L’assunto che l’empowerement delle comunità rurali potesse non solo essere vantaggioso per una migliore gestione delle risorse naturali, ma anche stimolare processi di partecipazione dal basso, responsabilizzando le comunità rurali e coinvolgendole nella progettazione allo sviluppo, risultava poco valido. Sulla base di studi empirici come quello di Engberg-Pedersen (1995) si criticava la limitata considerazione nei PNGT delle dinamiche politico-sociali locali su cui si fondavano i regimi “consuetudinari”. Scriveva Engberg-Pedersen: «l’effettiva partecipazione diventa illusoria se non si prendono in considerazione le esigenze e gli interessi dei diversi gruppi interni alle comunità di villaggio» (1995, 24).

Vari autori (Gray 2002, Hodgson et Schroeder 2002, Giles Vernick 1999, Metcalfe 1994) analizzarono come le tecniche di delimitazione delle risorse alimentassero processi di esclusione ai danni soprattuttto di individui e di popolazioni più marginali all’interno delle “comunità”, di cui si decantava l’armoniosità e la condivisione di interessi. Inoltre, come sottolineava Tornimbeni: «rimaneva da definire cos’erano e quali erano i contorni di queste comunità » (2010, 112).

I membri delle commissioni create per promuovere una migliore gestione delle risorse naturali non erano eletti democraticamente e non agivano seguendo meccanismi decisionali effettivamente inclusivi. La democratizzazione delle istituzioni locali, sosteneva Engberg-Pedersen (1995), necessitava di un tempo più lungo rispetto a quello previsto dall’approccio “progetto” di tali programmi. La gestione dell’ambito fondiario sulla base di un meccanismo democratico di selezione dei membri delle commissioni fondiarie non era poi facilmente perseguibile in contesti che avevano vissuto l’alternanza di regimi militari e civili e in cui il concetto di democrazia era stato fuorviato dai turbolenti eventi politici verificatisi nella regione a partire dagli anni ‘70.

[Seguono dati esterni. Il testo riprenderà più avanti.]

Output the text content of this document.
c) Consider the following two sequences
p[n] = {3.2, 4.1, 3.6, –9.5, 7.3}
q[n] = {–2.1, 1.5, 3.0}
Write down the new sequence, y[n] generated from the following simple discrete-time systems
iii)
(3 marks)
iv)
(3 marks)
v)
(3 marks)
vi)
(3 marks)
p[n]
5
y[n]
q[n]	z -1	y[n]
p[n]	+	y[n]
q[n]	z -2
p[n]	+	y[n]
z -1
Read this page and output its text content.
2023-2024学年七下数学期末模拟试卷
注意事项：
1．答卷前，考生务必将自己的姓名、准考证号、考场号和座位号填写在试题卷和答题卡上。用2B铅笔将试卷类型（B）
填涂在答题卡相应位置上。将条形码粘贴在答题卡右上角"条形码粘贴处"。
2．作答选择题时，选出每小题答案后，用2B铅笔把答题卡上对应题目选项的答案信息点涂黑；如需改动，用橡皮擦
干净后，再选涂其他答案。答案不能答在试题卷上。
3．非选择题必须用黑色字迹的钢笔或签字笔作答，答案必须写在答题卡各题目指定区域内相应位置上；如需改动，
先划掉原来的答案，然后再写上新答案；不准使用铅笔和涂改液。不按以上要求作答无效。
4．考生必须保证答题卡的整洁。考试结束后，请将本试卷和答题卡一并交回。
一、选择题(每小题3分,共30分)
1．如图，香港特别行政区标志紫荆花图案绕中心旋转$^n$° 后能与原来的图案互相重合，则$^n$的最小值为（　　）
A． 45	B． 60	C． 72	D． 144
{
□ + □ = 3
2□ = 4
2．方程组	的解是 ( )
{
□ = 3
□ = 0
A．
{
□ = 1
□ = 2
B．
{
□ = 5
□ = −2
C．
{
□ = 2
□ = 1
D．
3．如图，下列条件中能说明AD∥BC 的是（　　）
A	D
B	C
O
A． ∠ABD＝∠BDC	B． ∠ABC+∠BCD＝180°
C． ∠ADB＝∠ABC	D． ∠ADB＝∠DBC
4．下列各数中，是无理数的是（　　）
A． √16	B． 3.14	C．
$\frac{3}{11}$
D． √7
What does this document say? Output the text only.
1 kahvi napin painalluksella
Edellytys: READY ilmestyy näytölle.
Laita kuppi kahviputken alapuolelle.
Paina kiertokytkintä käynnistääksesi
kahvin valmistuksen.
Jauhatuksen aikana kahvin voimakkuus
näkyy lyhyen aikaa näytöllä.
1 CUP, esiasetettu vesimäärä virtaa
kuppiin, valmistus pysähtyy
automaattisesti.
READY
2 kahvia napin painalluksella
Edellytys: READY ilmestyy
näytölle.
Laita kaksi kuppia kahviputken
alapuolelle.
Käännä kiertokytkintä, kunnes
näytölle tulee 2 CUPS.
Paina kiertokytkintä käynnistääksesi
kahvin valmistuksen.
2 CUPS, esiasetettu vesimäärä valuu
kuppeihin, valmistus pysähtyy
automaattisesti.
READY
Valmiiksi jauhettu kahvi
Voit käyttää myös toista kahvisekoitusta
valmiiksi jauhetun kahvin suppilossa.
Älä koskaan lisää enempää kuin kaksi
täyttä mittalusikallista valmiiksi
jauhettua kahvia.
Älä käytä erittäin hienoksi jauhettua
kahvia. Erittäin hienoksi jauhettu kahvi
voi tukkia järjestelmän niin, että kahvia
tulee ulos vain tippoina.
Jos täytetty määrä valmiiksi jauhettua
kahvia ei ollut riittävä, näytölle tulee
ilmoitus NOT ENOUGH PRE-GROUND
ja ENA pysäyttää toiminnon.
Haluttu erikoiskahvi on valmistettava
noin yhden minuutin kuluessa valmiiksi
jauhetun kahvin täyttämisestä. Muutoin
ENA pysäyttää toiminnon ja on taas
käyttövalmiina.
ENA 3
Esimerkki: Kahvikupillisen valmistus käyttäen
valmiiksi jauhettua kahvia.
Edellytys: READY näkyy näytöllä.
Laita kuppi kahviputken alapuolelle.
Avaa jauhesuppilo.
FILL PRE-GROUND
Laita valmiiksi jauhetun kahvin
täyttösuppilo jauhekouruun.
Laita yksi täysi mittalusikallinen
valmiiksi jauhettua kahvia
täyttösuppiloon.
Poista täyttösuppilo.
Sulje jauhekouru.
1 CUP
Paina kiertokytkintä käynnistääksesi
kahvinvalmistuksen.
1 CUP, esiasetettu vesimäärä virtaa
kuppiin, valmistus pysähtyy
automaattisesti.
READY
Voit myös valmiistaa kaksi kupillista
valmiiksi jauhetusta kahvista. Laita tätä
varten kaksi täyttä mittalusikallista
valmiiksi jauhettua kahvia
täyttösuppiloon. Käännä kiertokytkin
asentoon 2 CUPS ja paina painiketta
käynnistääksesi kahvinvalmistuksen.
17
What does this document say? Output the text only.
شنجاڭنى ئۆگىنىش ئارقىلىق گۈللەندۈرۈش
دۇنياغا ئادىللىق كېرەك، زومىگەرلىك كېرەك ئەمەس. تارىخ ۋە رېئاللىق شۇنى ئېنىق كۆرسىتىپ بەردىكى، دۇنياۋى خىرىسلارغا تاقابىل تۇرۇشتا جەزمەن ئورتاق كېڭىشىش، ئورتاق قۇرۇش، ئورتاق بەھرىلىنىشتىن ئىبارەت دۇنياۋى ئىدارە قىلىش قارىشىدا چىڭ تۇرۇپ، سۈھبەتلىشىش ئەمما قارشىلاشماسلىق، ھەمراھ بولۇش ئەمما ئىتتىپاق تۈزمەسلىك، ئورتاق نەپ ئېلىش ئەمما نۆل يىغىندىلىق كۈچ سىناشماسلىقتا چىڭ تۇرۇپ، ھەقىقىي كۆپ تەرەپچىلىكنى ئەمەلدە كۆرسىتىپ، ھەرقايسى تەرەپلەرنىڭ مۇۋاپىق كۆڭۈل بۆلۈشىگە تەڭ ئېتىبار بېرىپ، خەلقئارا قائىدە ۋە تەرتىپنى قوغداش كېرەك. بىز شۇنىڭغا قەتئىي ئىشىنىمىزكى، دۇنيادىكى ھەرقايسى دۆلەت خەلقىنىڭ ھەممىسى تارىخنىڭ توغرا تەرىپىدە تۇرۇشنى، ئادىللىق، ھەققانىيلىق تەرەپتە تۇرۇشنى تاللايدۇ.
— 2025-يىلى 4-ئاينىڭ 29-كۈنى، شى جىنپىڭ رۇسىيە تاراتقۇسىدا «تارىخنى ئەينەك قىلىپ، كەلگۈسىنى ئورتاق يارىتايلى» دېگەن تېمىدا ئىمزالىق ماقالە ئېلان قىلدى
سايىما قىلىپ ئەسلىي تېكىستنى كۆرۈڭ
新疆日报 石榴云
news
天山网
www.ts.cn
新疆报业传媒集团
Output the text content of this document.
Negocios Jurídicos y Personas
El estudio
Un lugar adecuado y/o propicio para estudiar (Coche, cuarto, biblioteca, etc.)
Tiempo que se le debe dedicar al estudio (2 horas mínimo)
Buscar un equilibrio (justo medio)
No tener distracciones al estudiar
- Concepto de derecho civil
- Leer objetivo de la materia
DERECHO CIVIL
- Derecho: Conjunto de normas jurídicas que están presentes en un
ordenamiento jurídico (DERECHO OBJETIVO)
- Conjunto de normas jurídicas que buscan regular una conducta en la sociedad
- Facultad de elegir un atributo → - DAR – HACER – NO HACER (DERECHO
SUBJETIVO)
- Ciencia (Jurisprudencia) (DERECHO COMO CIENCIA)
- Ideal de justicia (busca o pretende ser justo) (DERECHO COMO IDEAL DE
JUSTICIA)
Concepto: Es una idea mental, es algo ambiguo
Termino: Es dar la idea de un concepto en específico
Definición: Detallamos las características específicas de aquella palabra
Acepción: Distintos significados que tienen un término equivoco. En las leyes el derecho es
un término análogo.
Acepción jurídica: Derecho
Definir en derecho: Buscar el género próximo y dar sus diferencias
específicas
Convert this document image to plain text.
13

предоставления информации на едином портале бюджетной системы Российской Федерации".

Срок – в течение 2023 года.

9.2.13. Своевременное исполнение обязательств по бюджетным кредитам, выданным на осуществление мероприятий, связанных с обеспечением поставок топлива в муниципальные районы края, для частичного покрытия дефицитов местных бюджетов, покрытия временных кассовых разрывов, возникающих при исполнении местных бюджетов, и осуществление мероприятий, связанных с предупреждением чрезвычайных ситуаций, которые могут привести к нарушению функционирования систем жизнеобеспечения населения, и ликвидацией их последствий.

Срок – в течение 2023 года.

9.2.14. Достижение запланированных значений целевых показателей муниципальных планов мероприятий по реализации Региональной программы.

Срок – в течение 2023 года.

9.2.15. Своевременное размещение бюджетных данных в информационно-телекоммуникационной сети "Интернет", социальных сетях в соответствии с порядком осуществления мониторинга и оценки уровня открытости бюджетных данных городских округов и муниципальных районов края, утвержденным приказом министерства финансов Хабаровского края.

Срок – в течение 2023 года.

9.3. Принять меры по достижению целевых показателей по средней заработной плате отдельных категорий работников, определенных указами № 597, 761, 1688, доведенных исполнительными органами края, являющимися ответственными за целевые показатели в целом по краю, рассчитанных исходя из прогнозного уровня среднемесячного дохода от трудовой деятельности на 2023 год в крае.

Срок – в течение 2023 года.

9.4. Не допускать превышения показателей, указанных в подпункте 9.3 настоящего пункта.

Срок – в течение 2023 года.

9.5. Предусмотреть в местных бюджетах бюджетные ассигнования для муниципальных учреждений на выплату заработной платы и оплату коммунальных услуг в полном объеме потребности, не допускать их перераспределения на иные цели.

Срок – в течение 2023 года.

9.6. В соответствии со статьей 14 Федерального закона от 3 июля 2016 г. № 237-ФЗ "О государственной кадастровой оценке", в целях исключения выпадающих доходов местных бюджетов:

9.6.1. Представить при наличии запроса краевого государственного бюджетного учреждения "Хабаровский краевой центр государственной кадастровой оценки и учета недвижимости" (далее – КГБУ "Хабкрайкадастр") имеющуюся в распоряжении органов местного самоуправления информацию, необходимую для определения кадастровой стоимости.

L’enfasi posta in questo periodo dai programmi di sviluppo sulla necessità di “responsabilizzare” in particolare le autorità consuetudinarie per garantire una gestione locale partecipativa delle risorse naturali si scontrava poi con la necessità di rafforzare i meccanismi decisionali democratici. Il vero dibattito, seppur spesso non esplicitato, rimaneva legato alla necessità di trasferire il potere alla popolazione rurale tramite rappresentanti democraticamente eletti e di passare quindi da meccanismi di deconcentramento delle decisioni ad una gestione decentrata del territorio. Bisognava poi garantire l’accountability di tali rappresentanti nei confronti della popolazione rurale, evitando discriminazioni legate al genere, alla classe d’età, alla religione e all’autoctonia.